SIGNIFICANT: The p-value is low (under 0.05), so there is evidence to suggest a difference or relationship is there (but it’s not the same as important and it can’t show cause).

“There is a significant difference in run time on average between G and PG Disney films (t(26)=6.69, p<0.0001)”

17 of 21

ACTIVITY

Organise your cards to investigate the relationship between year of release and running time.

18 of 21

Terminology

SCATTERPLOT: A graph where each subject is a dot lining up with a number on two different axes.

19 of 21

Terminology

CORRELATION COEFFICIENT: A number to say how close to being a straight-line relationship something is. Closer to 1.00 is a stronger relationship.
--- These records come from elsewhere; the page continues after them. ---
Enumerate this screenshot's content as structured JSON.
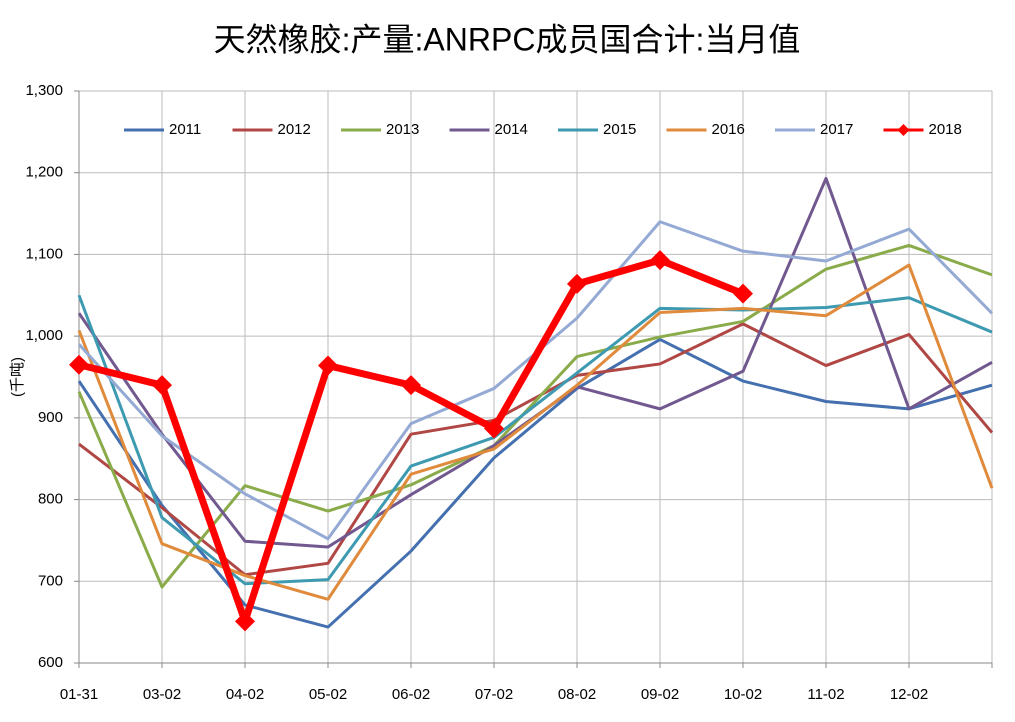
{
  "chart_data": {
    "type": "line",
    "title": "天然橡胶:产量:ANRPC成员国合计:当月值",
    "y_label": "(千吨)",
    "categories": [
      "01-31",
      "03-02",
      "04-02",
      "05-02",
      "06-02",
      "07-02",
      "08-02",
      "09-02",
      "10-02",
      "11-02",
      "12-02",
      null
    ],
    "series": [
      {
        "name": "2011",
        "color": "#4470b0",
        "values": [
          945,
          793,
          671,
          644,
          737,
          851,
          936,
          996,
          945,
          920,
          911,
          940
        ]
      },
      {
        "name": "2012",
        "color": "#b04744",
        "values": [
          868,
          790,
          708,
          722,
          880,
          897,
          952,
          966,
          1015,
          964,
          1002,
          882
        ]
      },
      {
        "name": "2013",
        "color": "#8aab4a",
        "values": [
          932,
          693,
          817,
          786,
          818,
          866,
          975,
          999,
          1018,
          1082,
          1111,
          1075
        ]
      },
      {
        "name": "2014",
        "color": "#71588f",
        "values": [
          1028,
          880,
          749,
          742,
          806,
          866,
          938,
          911,
          957,
          1193,
          911,
          968
        ]
      },
      {
        "name": "2015",
        "color": "#3d9ab0",
        "values": [
          1050,
          778,
          697,
          702,
          841,
          876,
          955,
          1034,
          1032,
          1035,
          1047,
          1005
        ]
      },
      {
        "name": "2016",
        "color": "#e08a3c",
        "values": [
          1007,
          746,
          707,
          678,
          831,
          862,
          940,
          1029,
          1034,
          1025,
          1087,
          814
        ]
      },
      {
        "name": "2017",
        "color": "#94aad4",
        "values": [
          990,
          878,
          807,
          752,
          893,
          936,
          1022,
          1140,
          1104,
          1092,
          1131,
          1028
        ]
      },
      {
        "name": "2018",
        "color": "#ff0000",
        "values": [
          965,
          940,
          651,
          964,
          940,
          887,
          1064,
          1093,
          1052,
          null,
          null,
          null
        ]
      }
    ],
    "ylim": [
      600,
      1300
    ],
    "yticks": [
      600,
      700,
      800,
      900,
      {
        "value": 1000,
        "label": "1,000"
      },
      {
        "value": 1100,
        "label": "1,100"
      },
      {
        "value": 1200,
        "label": "1,200"
      },
      {
        "value": 1300,
        "label": "1,300"
      }
    ],
    "grid": true,
    "legend": "top"
  }
}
SIGNIFICANT: The p-value is low (under 0.05), so there is evidence to suggest a difference or relationship is there (but it’s not the same as important and it can’t show cause).

“There is a significant linear relationship between year of release and running time for Disney films (r = 0.685 , t(50)=6.65, p<0.0001)”

20 of 21

ACTIVITY

Investigate whatever you like with the cards. You might like to choose a couple of variables and arrange the cards to see how they are related.

When you’re happy with your arrangement, have a look at what the other groups have done.

21 of 21

ACTIVITY

Choose something you want to remember.